Il y a des jours…

Il fait beau. Ce matin, je parle de la ville que j’ai filmée dix ans, je parle de filmer et vivre en même temps, filmer pour vivre plus fort, intensément. Je dis aussi les morts qui peuplent désormais ces dix ans de films. J’en parle au passé. Je ne dis pas pourquoi il est plus difficile aujourd’hui pour moi d’y vivre et de filmer. Puis je monte au cimetière poser ma rose blanche, en avance d’un jour, je croise une vieille dame un peu perdue qui s’est trompée de rue, je l’emmène avec moi jusqu’aux tombes. Il fait chaud. Ma mère est là partout, tout le temps, dans la mer qui m’entoure. Ce n’est pas elle que je monte voir, elle n’est pas ici, pas d’ici, mais elle est partout. Ces femmes qui sont comme ma mère sont partout en Méditerranée. Femmes sous leurs voiles dans le quartier que je filme actuellement, et femme comme celle que je rejoins tout à l’heure, qui me parle des « melons », des « gris », et de son quartier qui a tellement changé. Avec toutes elles, j’ai la même empathie. La même. Je sais, il y a plein de gens qui ne comprennent pas…
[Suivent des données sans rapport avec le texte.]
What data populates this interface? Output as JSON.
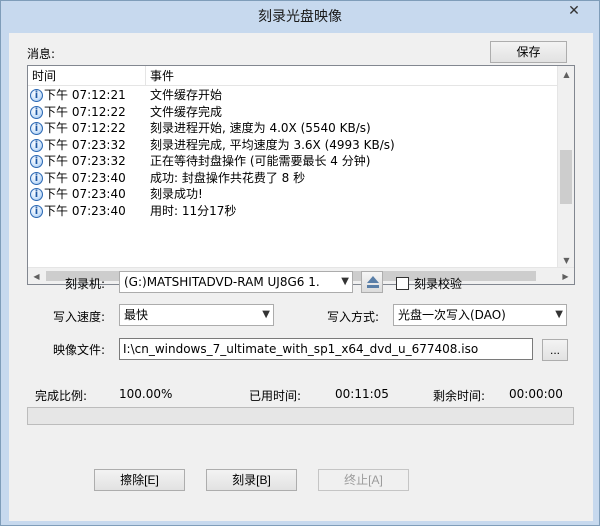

Quelquefois, je vis plusieurs vies à la fois, plusieurs mondes côtoyés dans la même journée, je ne suis pas perdue, mais fatiguée, j’ai l’impression d’avoir plusieurs bras et de ne pas arriver à tout tenir ensemble. Ce matin je disais que filmer c’est embrasser un territoire comme on embrasse les gens. Je n’arrive plus à tout embrasser en même temps. Ce monde, tel qu’il est et tel que je le refuse, m’écartèle.

Je rentre lire le livre de Rose* pour me réchauffer au cœur des mères. En face de moi, une affiche verte et rouge des Fêtes de Bayonne. Le dernier poème de Rose s’appelle la Santa Espina. Je me rappelle que ma mère mettait ce thème sur le tourne-disque pour m’apprendre les premiers pas de sardane. C’est, du coup, honte à moi, des Pyrénées gasconnes, la seule danse trad’ que je sais esquisser ! Alors je m’écoute la Santa Espina. Le frisson évidemment parcourt tout le corps et je laisse filer You tube qui me propose Lluis Llach immédiatement. (Alors Lluis Llach je pourrais en mettre plein des liens, je mets celui-là, presque au hasard, mais aussi parce que je pense qu’on va en avoir très besoin dans les temps qui viennent, et celui-là aussi, Maremar, « Mer la mère », parce que, bon, c’est un peu le thème du jour. Et puis tiens, la Santa Espina par Marina Rossell, tanben).

Alors, voilà, je laisse filer. La journée. La musique, les souvenirs et les ancrages…

Mars 2017

  • Rose Blin-Mioch, Le secret des trames, éd. La main millénaire, coll. Méditerranée.